PARIS (Reuters) - Manuel Valls et Myriam El Khomri ont entamé lundi des rencontres avec les partenaires sociaux destinées à vaincre les réticences au sujet de la réforme du Code du travail, en particulier celles des syndicats réformistes prêts à discuter de sa réécriture.

Les dirigeants syndicaux, qui se succéderont jusqu'à mercredi dans le bureau du Premier ministre, sont tous hostiles à la version du projet dévoilée par la presse en février mais ne sont pas parvenus à s'entendre sur la réponse.

D'un côté, la CGT et Force ouvrière notamment rejettent le texte en bloc, exigent son retrait et ont appelé à une journée de manifestations mercredi, puis à une nouvelle mobilisation le 31 mars, y compris sous la forme de grèves.

De l'autre, le camp des réformistes, emmené par la CFDT, salue des avancées dans cette réforme dont il demande une simple réécriture et se réserve la possibilité de lancer une vaste mobilisation s'il n'obtient pas gain de cause.

"Cet après-midi, nous dirons ce qui est inacceptable pour nous, ce que nous voulons voir évoluer dans l'écriture et ce que nous voulons voir enrichi", a déclaré lundi matin Laurent Berger, secrétaire général de la CFDT, sur Europe 1.
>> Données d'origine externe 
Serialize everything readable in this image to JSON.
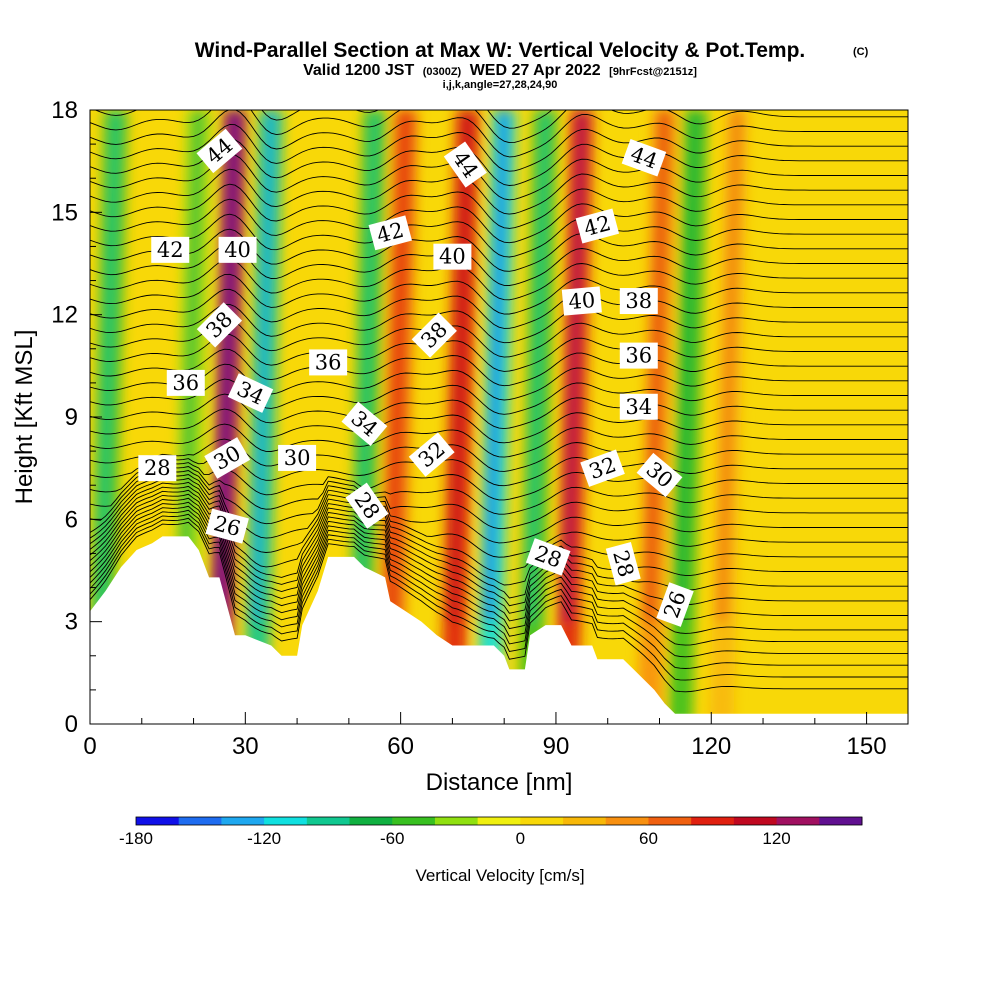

Son syndicat défend une position médiane: le maintien de certains points comme le compte personnel d'activité, mais l'abandon d'autres dispositions, en particulier le plafonnement des indemnités prud'homales en cas de licenciement abusif.

"Je ne lâcherai pas là-dessus. Je suis pour un barème indicatif mais qui ne soit pas contraignant", a-t-il dit.

"J'invite fortement (le gouvernement, NDLR) à répondre à nos revendications, que nous ne sommes pas seuls à porter (...), sinon il y aura une mobilisation de la CFDT. Je suis sans ambiguïté", a-t-il ajouté.

"NETTEMENT INSUFFISANT"

Manuel Valls a déclaré dans le Journal du Dimanche qu'il pourrait accéder au moins en partie aux exigences de la CFDT, de l'Unsa, de la CFTC et de la CFE-CGC.

Interrogé sur la possibilité de supprimer les dispositions sur la barémisation des indemnités prud’homales et la définition des licenciements économiques, il a répondu que "ces deux points fer(aient), bien sûr, l’objet d’améliorations."

"Concernant la barémisation pour les prud’hommes, disposition attendue par les chefs d’entreprise, des adaptations peuvent être possibles sans la remettre en cause", a-t-il ajouté.

Mais une telle réécriture ne suffira pas à amadouer la CGT ou FO, affirment leurs dirigeants.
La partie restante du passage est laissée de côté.